Do Departamento de Gestão Discricionária da ESAF, João Pina Pereira, indica que “até agora a instabilidade dos mercados emergentes, tem-se vindo a repercutir de uma forma bastante leve nos chamados mercados fronteira”, mas “o agravar das tensões na Ucrânia pode de facto vir a alterar esta situação”. Ainda assim o especialista, indica que “não nos podemos esquecer que os mercados fronteira são claramente marginais, a maior parte dos investidores não tem exposição nestes mercados ou então tem-na com um peso reduzido”.  As consequências colaterais são para o profissional uma das maiores preocupações. “Estamos a falar do maior país  exclusivamente europeu, que faz grande parte da sua fronteira com a Rússia que é o maior país do Mundo. A situação na Ucrânia exige um acompanhamento bastante rigoroso, pois poderemos estar perante um fator de instabilidade acrescida nos mercados”. João Pina Pereira exemplifica dizendo que “na passada  quarta feira,  a notícia de movimentos de 150.000 soldados russos para um exercício militar na zona foi o suficiente para provocar quedas nas bolsas superiores a 1% em poucos minutos, ao mesmo que o efeito de refúgio se fez sentir, tendo as taxas de juro alemãs atingido o seu valor mínimo nos últimos 7 meses.” Para além disso, “se assistirmos a uma escalada das posições envolvidas, tal poderá vir a ter um impacto relevante nos mercados de commodities e reflexos negativos para as previsões do crescimento global para o corrente ano.

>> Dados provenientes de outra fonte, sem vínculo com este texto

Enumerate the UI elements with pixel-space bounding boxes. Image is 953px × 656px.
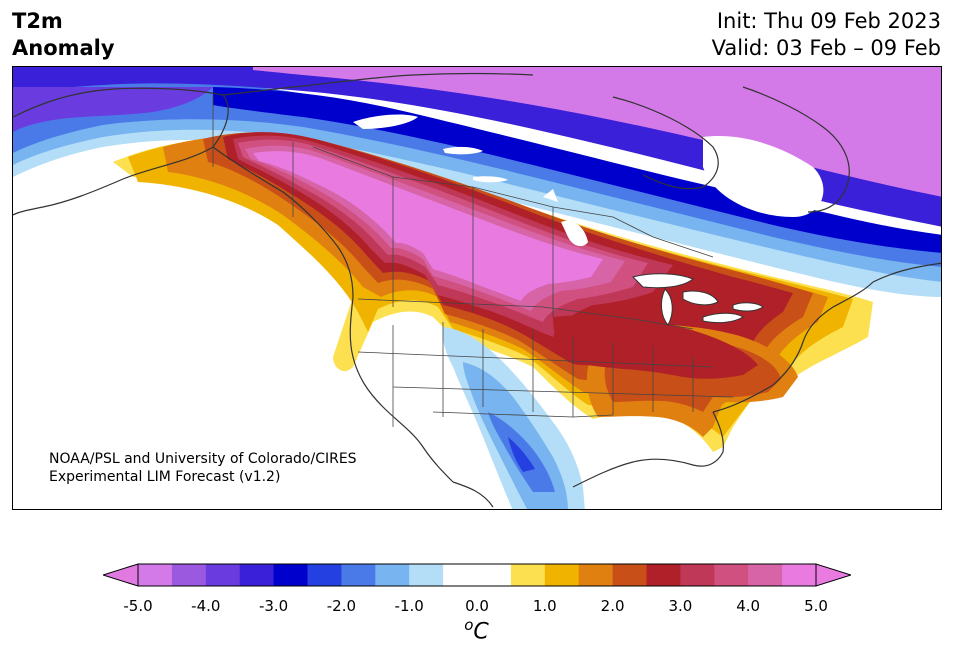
colorbar-cells bbox=[138, 564, 817, 586]
colorbar-cell bbox=[409, 564, 444, 586]
colorbar-cell bbox=[138, 564, 173, 586]
colorbar-tick-label: 4.0 bbox=[736, 597, 761, 615]
anomaly-title: Anomaly bbox=[12, 36, 115, 60]
colorbar-tick-label: 1.0 bbox=[532, 597, 557, 615]
colorbar-cell bbox=[714, 564, 749, 586]
valid-range: Valid: 03 Feb – 09 Feb bbox=[711, 36, 941, 60]
political-borders bbox=[212, 95, 734, 427]
colorbar-cell bbox=[510, 564, 546, 586]
colorbar-tick-label: -3.0 bbox=[258, 597, 289, 615]
colorbar-min-outline bbox=[103, 563, 139, 587]
colorbar bbox=[103, 563, 851, 587]
colorbar-cell bbox=[375, 564, 410, 586]
unit-degree: o bbox=[464, 616, 474, 634]
cold-anomaly-alaska-3 bbox=[13, 77, 941, 267]
northern-water-bodies bbox=[353, 114, 588, 247]
colorbar-tick-label: 5.0 bbox=[804, 597, 828, 615]
colorbar-tick-label: -2.0 bbox=[326, 597, 357, 615]
colorbar-cell bbox=[239, 564, 275, 586]
cold-anomaly-arctic bbox=[253, 67, 941, 197]
colorbar-cell bbox=[307, 564, 342, 586]
map-canvas bbox=[13, 67, 941, 509]
colorbar-cell bbox=[477, 564, 512, 586]
colorbar-cell bbox=[782, 564, 817, 586]
great-lakes bbox=[632, 273, 764, 326]
colorbar-max-outline bbox=[815, 563, 851, 587]
warm-anomaly-midwest-red bbox=[553, 315, 758, 379]
colorbar-cell bbox=[205, 564, 241, 586]
cold-anomaly-southwest-deep bbox=[508, 437, 535, 472]
credit-text: NOAA/PSL and University of Colorado/CIRE… bbox=[49, 450, 357, 486]
colorbar-cell bbox=[680, 564, 715, 586]
credit-line-2: Experimental LIM Forecast (v1.2) bbox=[49, 469, 281, 485]
colorbar-cell bbox=[273, 564, 308, 586]
unit-celsius: C bbox=[473, 619, 489, 645]
unit-label: oC bbox=[0, 616, 953, 644]
init-date: Init: Thu 09 Feb 2023 bbox=[716, 9, 941, 33]
date-block: Init: Thu 09 Feb 2023 Valid: 03 Feb – 09… bbox=[712, 8, 941, 62]
warm-anomaly-magenta bbox=[253, 151, 603, 301]
title-block: T2m Anomaly bbox=[12, 8, 115, 62]
arctic-white-region bbox=[703, 136, 824, 217]
colorbar-cell bbox=[578, 564, 614, 586]
colorbar-tick-label: -1.0 bbox=[394, 597, 424, 615]
colorbar-cell bbox=[171, 564, 207, 586]
neutral-anomaly-southwest bbox=[386, 317, 451, 417]
colorbar-tick-label: -4.0 bbox=[191, 597, 221, 615]
credit-line-1: NOAA/PSL and University of Colorado/CIRE… bbox=[49, 451, 357, 467]
colorbar-tick-label: -5.0 bbox=[123, 597, 153, 615]
colorbar-cell bbox=[646, 564, 681, 586]
colorbar-cell bbox=[341, 564, 376, 586]
colorbar-cell bbox=[443, 564, 478, 586]
colorbar-cell bbox=[748, 564, 783, 586]
variable-title: T2m bbox=[12, 9, 63, 33]
colorbar-max-arrow bbox=[816, 564, 851, 586]
cold-anomaly-alaska-2 bbox=[13, 80, 941, 282]
colorbar-cell bbox=[612, 564, 647, 586]
colorbar-tick-label: 2.0 bbox=[600, 597, 625, 615]
anomaly-map bbox=[12, 66, 942, 510]
cold-anomaly-alaska-west bbox=[13, 87, 213, 132]
colorbar-cell bbox=[544, 564, 580, 586]
colorbar-tick-label: 3.0 bbox=[668, 597, 693, 615]
colorbar-tick-label: 0.0 bbox=[465, 597, 489, 615]
colorbar-min-arrow bbox=[103, 564, 138, 586]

Concluindo, o profissional refere que “esta situação na Ucrânia exige prudência e atenção redobrada aos seus desenvolvimentos”.

Financiamento em cima da mesa

Filipa Teixeira, Head of Research da Patris Gestão de Activos, acredita que a grande questão pode estar no financiamento. “O recente turbilhão político na Ucrânia apresenta desafios aos investidores expostos ao país bem como a países vizinhos, sendo a grande questão assegurar financiamento para repor reservas e rolar dívida existente que matura este ano, para evitar a insolvência do país”. Para a especialista a normalidade no país vai depender “entre outros factores, da rapidez de aprovação do pedido de ajuda ao FMI, a dimensão do mesmo, bem como da hipótese de Washington e Bruxelas se disponibilizarem para fornecer um pacote de ajuda”. Outra questão sublinhada pela especialista refere que “enquanto não houver um governo a funcionar que decrete as necessárias reformas estruturais inerentes a um pacote de ajuda, este muito provavelmente tardará em chegar, o que aumentará o stress a curto prazo”. Mas já terá a  volatilidade chegado aos mercados por causa desta situação? Filipa Teixeira acredita que sim. “Os mercados globais já têm assistido, nos dias recentes, a volatilidades pontuais causadas por sentimento negativo associado à escalada de tensão na Ucrânia, contudo o equilíbrio tem-se reestabelecido rapidamente”, refere. A hipótese “contágio” é para a especialista menos provável, “dado que a exposição da banca internacional a Ucrânia é relativamente pequena”.

No entanto a especialista sublinha que “existem algumas situações que poderiam causar um impacto mais directo, como por exemplo na Rússia por via dos bancos, que de acordo com estimativas da Fitch têm uma exposição à Ucrânia de US$28bn”.Outro dos cenários de contágio que a especialista indica adviria de “uma interrupção das exportações Russas de gás que fazem passagem pelos oleodutos Ucranianos”. O último caso e num “worst case scenario a falta de liquidez em títulos da dívida Ucraniana poderia obrigar os investidores a procurar coberturas correlacionadas”. Filipa Teixeira conclui que “outro cenário de contágio poderia advir de todas as hipóteses”. Contudo, para a especialista “parecem pouco prováveis e de dimensão relativamente reduzida.”